Option A — Inline at write time
Attach vectors directly inside any record create or import call. The index must already exist before vectors are written.
await db.records.create('Article', {
title: 'Understanding Graph RAG',
body: 'Graphs provide context that plain vector search lacks...',
__vectors: [
{
propertyName: 'body',
vector: await embed('Understanding Graph RAG...') // your embedding function
}
]
})
This is the lowest-latency path: one round-trip creates the record and stores its vector.
Option B — Upsert after the fact
Push vectors separately, useful for seeding an index from an existing dataset or syncing after a batch embedding job.
await db.ai.indexes.upsertVectors(indexId, {
items: [
{ recordId: 'rec_001', vector: [0.1, 0.2, ...] },
{ recordId: 'rec_002', vector: [0.7, 0.8, ...] }
]
})
The upsert call is idempotent — re-running it with the same recordId replaces the stored vector.

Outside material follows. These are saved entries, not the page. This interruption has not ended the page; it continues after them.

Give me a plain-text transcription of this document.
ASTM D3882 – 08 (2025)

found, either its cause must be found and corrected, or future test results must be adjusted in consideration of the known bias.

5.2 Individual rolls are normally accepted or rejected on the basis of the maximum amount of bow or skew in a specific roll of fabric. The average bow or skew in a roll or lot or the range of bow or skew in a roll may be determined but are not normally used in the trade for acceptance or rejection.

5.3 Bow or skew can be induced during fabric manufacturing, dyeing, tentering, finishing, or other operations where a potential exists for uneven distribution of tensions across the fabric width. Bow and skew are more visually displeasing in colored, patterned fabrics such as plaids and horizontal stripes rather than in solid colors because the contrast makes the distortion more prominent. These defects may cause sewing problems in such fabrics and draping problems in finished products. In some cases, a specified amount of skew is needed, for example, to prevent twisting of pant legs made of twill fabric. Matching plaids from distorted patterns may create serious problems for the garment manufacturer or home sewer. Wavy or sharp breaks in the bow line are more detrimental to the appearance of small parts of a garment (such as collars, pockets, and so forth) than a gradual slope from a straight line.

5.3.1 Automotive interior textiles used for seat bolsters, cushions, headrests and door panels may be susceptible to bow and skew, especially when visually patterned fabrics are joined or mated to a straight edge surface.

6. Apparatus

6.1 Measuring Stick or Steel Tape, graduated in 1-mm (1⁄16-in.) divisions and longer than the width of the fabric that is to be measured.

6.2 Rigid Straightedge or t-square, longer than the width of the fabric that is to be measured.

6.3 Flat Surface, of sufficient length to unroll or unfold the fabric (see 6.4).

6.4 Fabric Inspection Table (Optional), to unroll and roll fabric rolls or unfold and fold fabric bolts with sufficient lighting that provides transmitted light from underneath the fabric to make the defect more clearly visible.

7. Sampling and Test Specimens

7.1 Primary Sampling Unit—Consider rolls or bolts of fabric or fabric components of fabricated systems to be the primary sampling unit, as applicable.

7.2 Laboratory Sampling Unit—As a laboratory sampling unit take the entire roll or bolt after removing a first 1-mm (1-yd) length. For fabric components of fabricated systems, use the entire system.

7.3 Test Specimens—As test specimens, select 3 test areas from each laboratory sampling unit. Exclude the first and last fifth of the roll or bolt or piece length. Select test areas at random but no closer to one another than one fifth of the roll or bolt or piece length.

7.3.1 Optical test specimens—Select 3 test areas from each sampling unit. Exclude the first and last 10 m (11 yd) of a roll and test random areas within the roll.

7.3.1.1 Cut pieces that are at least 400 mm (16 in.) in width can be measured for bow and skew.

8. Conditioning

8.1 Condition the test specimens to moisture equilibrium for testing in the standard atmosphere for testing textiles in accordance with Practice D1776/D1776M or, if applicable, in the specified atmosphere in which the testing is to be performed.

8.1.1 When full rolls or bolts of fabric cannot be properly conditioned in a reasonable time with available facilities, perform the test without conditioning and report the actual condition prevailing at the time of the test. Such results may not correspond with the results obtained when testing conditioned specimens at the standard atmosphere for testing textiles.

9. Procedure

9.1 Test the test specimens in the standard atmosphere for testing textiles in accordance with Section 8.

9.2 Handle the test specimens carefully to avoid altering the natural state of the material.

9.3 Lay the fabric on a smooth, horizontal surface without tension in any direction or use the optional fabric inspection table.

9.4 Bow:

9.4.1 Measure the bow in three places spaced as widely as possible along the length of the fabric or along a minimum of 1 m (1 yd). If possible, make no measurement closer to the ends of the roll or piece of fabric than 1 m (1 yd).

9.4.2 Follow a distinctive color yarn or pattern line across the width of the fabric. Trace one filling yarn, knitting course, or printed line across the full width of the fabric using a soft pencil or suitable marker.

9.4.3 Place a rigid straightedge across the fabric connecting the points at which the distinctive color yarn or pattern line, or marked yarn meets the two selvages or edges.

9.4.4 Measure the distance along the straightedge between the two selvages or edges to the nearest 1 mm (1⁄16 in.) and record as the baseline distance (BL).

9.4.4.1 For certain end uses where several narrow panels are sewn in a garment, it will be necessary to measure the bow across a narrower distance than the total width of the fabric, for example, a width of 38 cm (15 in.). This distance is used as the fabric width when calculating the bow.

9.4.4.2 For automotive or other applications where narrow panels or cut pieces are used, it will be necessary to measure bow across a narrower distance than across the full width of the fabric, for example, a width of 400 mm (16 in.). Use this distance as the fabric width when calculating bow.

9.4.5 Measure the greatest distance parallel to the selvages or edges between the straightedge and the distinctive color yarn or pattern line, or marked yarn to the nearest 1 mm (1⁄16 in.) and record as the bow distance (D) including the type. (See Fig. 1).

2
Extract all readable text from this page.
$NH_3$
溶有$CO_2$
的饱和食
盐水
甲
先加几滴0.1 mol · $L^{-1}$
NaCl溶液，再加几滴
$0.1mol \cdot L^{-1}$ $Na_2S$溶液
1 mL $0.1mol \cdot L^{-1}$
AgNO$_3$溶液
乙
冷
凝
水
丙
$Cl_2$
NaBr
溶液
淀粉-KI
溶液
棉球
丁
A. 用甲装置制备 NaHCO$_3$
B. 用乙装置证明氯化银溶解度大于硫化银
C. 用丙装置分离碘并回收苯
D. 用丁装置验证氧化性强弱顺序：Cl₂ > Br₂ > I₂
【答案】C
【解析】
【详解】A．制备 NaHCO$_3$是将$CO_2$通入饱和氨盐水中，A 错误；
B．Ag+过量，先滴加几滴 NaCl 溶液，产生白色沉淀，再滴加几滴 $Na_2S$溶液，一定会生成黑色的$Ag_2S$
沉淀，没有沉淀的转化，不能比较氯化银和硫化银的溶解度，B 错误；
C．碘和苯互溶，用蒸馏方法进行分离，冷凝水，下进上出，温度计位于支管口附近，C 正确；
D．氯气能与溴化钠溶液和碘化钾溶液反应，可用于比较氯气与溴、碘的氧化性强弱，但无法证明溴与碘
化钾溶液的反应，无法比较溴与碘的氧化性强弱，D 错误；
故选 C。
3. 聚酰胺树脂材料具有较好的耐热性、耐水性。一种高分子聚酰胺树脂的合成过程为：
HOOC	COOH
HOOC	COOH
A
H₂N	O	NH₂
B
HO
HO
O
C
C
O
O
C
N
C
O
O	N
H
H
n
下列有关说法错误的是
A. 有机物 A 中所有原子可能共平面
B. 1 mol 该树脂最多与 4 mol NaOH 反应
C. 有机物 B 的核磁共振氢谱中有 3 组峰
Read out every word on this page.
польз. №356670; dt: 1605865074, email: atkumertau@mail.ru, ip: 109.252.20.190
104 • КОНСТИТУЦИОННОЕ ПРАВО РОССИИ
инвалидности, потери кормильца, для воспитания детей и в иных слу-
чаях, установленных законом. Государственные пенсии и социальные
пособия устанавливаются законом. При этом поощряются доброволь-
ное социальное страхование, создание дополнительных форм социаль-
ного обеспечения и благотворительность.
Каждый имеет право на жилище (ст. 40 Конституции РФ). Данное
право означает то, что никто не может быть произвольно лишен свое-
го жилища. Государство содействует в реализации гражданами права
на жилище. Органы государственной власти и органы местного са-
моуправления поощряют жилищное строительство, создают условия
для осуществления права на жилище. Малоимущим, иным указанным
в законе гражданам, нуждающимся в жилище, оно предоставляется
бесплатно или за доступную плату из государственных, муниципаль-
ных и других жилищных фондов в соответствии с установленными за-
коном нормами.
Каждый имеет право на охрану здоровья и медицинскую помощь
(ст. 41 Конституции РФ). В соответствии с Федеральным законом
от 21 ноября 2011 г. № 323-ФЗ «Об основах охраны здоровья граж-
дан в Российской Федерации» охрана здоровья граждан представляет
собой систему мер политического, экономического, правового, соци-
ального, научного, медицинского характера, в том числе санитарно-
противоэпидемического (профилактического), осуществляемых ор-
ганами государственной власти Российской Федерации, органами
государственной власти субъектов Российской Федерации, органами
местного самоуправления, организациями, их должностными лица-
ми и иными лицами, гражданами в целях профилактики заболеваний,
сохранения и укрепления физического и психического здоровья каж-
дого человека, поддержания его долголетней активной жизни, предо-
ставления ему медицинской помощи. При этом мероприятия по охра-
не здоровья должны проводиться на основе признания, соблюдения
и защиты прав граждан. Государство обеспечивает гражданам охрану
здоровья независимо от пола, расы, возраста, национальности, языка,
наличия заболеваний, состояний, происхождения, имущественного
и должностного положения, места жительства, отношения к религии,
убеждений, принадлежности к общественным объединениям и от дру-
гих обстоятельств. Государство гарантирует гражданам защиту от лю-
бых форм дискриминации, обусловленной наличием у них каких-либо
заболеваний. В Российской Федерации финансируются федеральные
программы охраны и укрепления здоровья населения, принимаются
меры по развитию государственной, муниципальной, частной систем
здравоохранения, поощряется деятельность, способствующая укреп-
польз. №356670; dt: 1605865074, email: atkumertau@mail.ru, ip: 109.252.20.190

Searching with a Pre-computed Vector
Once vectors are stored, search with queryVector instead of query:
const results = await db.ai.search({
label: 'Article',
propertyName: 'body',
queryVector: await embed('graph databases and retrieval'), // your embedding function
limit: 10
})
The result shape is the same as a managed semantic search — records ranked by cosine (or euclidean) similarity, with an optional __score field.
Lifecycle
An external index stays in awaiting_vectors until at least one vector has been written. After that it is ready and searchable.